There’s a lot more to living Danishly than hygge though, and Russell’s book gave us so much to talk about, we all enjoyed this book a lot.
- Old Buildings in Texas by Jen Waldo – a wise-cracking and humane drama
- The Nakano Thrift Shop by Hiromi Kawakami – gentle, understated Japanese humour
- Shopgirl by Steve Martin – spoke volumes without needing many words
- Europe in Autumn by Dave Hutchinson – first in a scarily prescient spec-fiction trilogy
- The Course of Love by Alain de Botton – stylish, touching warm and playful, a delight.
… and my book of the year is
Golden Hill by Francis Spufford
What a storyteller Francis Spufford is in his first novel, after a distinguished career in non-fiction!
This is Fielding’s Tom Jones recast on Broadway – when Broadway was a tree-lined avenue two hundred yards long, with a fort at one end flying the Union Jack and a common at the other, grazed by cows.

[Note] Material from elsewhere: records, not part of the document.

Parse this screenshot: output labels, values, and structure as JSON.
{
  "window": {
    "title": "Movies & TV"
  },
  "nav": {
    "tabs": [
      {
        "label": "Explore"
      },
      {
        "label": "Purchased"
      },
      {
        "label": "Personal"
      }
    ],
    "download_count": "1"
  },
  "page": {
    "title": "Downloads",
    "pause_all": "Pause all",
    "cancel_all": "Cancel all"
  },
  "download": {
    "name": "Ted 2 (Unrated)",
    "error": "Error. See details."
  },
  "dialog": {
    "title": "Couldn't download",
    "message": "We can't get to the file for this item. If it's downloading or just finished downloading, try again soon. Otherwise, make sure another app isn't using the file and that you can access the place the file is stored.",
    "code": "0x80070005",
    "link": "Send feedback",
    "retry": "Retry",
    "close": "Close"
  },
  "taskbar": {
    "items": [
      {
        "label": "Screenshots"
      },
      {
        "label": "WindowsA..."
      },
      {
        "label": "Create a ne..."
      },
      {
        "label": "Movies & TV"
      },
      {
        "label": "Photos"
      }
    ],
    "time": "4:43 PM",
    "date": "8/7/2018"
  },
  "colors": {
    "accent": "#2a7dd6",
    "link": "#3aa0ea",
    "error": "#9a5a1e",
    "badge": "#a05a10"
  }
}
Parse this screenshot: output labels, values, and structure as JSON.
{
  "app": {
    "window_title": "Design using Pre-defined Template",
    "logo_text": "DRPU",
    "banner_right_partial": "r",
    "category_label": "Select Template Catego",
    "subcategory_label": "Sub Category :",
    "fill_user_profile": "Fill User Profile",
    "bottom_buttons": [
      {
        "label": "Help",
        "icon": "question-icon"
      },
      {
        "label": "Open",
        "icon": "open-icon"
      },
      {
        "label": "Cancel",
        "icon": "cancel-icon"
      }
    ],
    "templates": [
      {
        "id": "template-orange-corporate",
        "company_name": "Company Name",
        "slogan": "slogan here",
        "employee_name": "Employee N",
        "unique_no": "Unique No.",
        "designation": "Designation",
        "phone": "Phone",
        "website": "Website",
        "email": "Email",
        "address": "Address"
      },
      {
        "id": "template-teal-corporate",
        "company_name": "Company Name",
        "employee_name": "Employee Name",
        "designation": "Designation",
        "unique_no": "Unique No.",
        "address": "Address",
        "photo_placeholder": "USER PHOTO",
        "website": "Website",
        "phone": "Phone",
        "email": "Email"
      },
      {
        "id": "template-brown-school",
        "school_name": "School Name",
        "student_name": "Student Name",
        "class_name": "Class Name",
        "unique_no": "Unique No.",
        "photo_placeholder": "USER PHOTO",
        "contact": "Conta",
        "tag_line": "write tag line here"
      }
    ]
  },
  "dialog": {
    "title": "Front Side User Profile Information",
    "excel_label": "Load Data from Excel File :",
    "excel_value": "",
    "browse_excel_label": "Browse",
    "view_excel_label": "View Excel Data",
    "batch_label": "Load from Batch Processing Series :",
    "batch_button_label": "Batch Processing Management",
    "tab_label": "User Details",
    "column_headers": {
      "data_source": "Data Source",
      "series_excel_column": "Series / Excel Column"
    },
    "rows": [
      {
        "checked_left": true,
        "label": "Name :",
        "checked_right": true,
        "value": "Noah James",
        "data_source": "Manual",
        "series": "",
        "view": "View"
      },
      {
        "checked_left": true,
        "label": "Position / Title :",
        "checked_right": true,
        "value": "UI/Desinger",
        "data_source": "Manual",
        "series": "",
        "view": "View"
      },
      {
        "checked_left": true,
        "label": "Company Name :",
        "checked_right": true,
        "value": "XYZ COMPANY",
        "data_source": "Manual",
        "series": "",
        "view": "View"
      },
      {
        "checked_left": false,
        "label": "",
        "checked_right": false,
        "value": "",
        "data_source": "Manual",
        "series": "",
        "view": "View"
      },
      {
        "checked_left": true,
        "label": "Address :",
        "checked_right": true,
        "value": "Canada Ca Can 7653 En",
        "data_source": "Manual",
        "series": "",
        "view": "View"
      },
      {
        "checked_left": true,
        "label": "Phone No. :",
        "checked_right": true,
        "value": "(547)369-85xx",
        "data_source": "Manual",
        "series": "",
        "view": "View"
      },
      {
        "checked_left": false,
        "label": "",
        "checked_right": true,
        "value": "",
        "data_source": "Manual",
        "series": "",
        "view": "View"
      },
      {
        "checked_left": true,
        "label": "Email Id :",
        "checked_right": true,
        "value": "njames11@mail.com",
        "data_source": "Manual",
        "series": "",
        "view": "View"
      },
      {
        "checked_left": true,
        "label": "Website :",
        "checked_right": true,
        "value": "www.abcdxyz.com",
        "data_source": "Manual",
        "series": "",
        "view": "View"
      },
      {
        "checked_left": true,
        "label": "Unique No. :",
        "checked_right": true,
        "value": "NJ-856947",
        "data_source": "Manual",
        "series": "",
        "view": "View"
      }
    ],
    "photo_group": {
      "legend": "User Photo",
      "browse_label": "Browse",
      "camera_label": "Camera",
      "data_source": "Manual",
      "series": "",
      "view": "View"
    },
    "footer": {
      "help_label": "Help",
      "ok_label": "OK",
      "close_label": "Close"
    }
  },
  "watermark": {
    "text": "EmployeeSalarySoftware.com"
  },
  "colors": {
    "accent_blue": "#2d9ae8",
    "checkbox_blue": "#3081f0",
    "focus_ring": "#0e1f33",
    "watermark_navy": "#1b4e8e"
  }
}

Set in the closing months of 1746, I’d wager that there are more plot twists and turns in Golden Hill than the Hampton Court maze. There is adventure, peril, comedy – both in manners and more slapstick scenes. Young Mr Smith is a loveable hero, naïve yet worldly, but totally flummoxed by Tabitha, the contrary young woman he falls for. The key supporting characters all have their own story to tell. which all add to the fascinating narrative. Finally, Spufford reveals a serious heart to this novel, which puts everything into perspective without detracting from all the shenanigans that went before. Golden Hill was totally believable from page one and is the best novel I’ve read this year. I first wrote that in May – and it’s still true. I loved it.